We don’t have to be billionaires and donate millions to charitable causes, we just have to do our bit. However small, we have all got to do something.
That’s why, when I got home, I started a blog. The Global Girl is about working through each of the United Nations’ 17 Global Goals, post by post, and experimenting and demonstrating ways in which busy, social, working people can do their bit for the world one step at a time.
My blog has been a journey for me. There’s been quite a bit of trial and error. I’ve given talks, signed petitions, lobbied politicians, composted (or at least tried!), done rubbish-picking, researched causes, donated and been on my hands and knees feeding dying bees.

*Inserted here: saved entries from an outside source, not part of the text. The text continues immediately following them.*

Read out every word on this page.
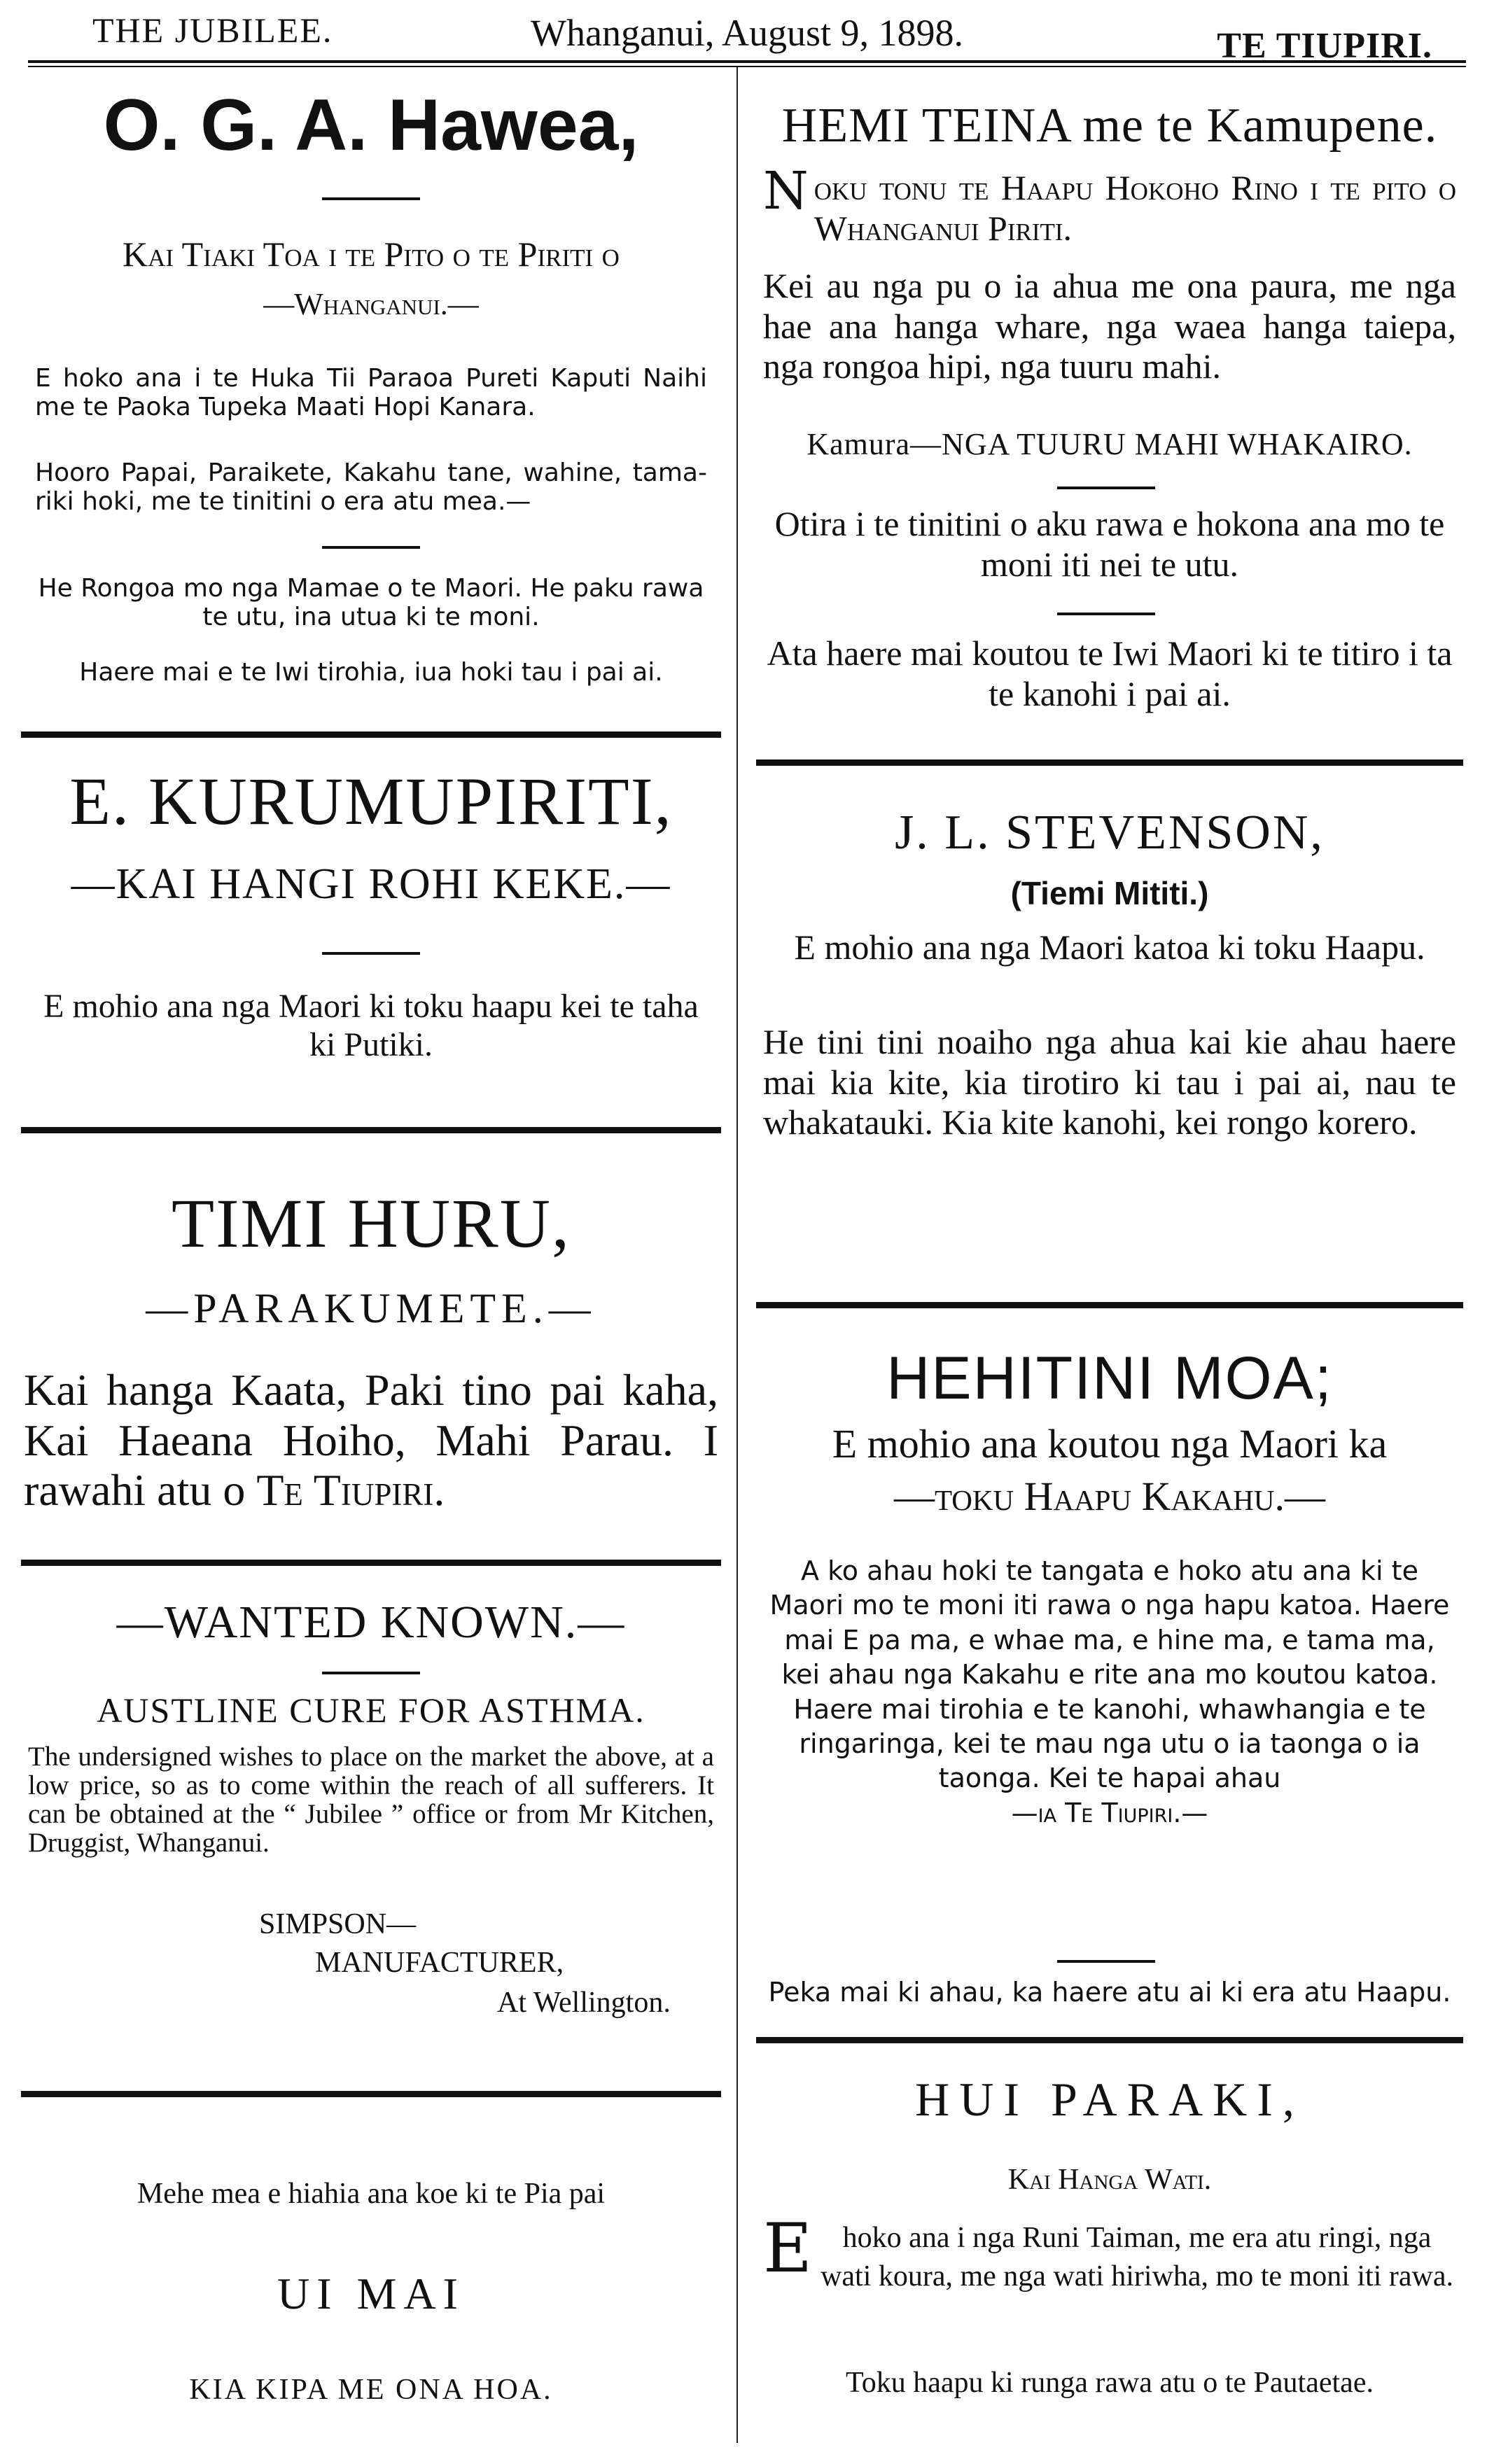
THE JUBILEE.	Whanganui, August 9, 1898.	TE TIUPIRI.
O. G. A. Hawea,
Kai Tiaki Toa i te Pito o te Piriti o
—Whanganui.—
E hoko ana i te Huka Tii Paraoa Pureti Kaputi Naihi me te Paoka Tupeka Maati Hopi Kanara.
Hooro Papai, Paraikete, Kakahu tane, wahine, tamariki hoki, me te tinitini o era atu mea.—
He Rongoa mo nga Mamae o te Maori. He paku rawa te utu, ina utua ki te moni.
Haere mai e te Iwi tirohia, iua hoki tau i pai ai.
E. KURUMUPIRITI,
—KAI HANGI ROHI KEKE.—
E mohio ana nga Maori ki toku haapu kei te taha ki Putiki.
TIMI HURU,
—PARAKUMETE.—
Kai hanga Kaata, Paki tino pai kaha, Kai Haeana Hoiho, Mahi Parau. I rawahi atu o Te Tiupiri.
—WANTED KNOWN.—
AUSTLINE CURE FOR ASTHMA.
The undersigned wishes to place on the market the above, at a low price, so as to come within the reach of all sufferers. It can be obtained at the “ Jubilee ” office or from Mr Kitchen, Druggist, Whanganui.
SIMPSON—
MANUFACTURER,
At Wellington.
Mehe mea e hiahia ana koe ki te Pia pai
UI MAI
KIA KIPA ME ONA HOA.
HEMI TEINA me te Kamupene.
N oku tonu te Haapu Hokoho Rino i te pito o Whanganui Piriti.
Kei au nga pu o ia ahua me ona paura, me nga hae ana hanga whare, nga waea hanga taiepa, nga rongoa hipi, nga tuuru mahi.
Kamura—NGA TUURU MAHI WHAKAIRO.
Otira i te tinitini o aku rawa e hokona ana mo te moni iti nei te utu.
Ata haere mai koutou te Iwi Maori ki te titiro i ta te kanohi i pai ai.
J. L. STEVENSON,
(Tiemi Mititi.)
E mohio ana nga Maori katoa ki toku Haapu.
He tini tini noaiho nga ahua kai kie ahau haere mai kia kite, kia tirotiro ki tau i pai ai, nau te whakatauki. Kia kite kanohi, kei rongo korero.
HEHITINI MOA;
E mohio ana koutou nga Maori ka
—toku Haapu Kakahu.—
A ko ahau hoki te tangata e hoko atu ana ki te Maori mo te moni iti rawa o nga hapu katoa. Haere mai E pa ma, e whae ma, e hine ma, e tama ma, kei ahau nga Kakahu e rite ana mo koutou katoa. Haere mai tirohia e te kanohi, whawhangia e te ringaringa, kei te mau nga utu o ia taonga o ia taonga. Kei te hapai ahau
—ia Te Tiupiri.—
Peka mai ki ahau, ka haere atu ai ki era atu Haapu.
HUI PARAKI,
Kai Hanga Wati.
E hoko ana i nga Runi Taiman, me era atu ringi, nga wati koura, me nga wati hiriwha, mo te moni iti rawa.
Toku haapu ki runga rawa atu o te Pautaetae.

My aim is to amuse, educate and inspire. If I do one of these things for each of my readers, then I count that as a success. I have heard from a fellow Raleigh alumnus that my blog about Global Goal number 15, Life on Land, inspired her to create her own Fill-a-Bag project, a social media litter picking mission. I would love to hear from others, Raleigh alumni or otherwise, who have been inspired by my blog posts to start their own changes in the world. It is perhaps small, but my hope is that I can inspire individuals to do something small for our big, endangered world.”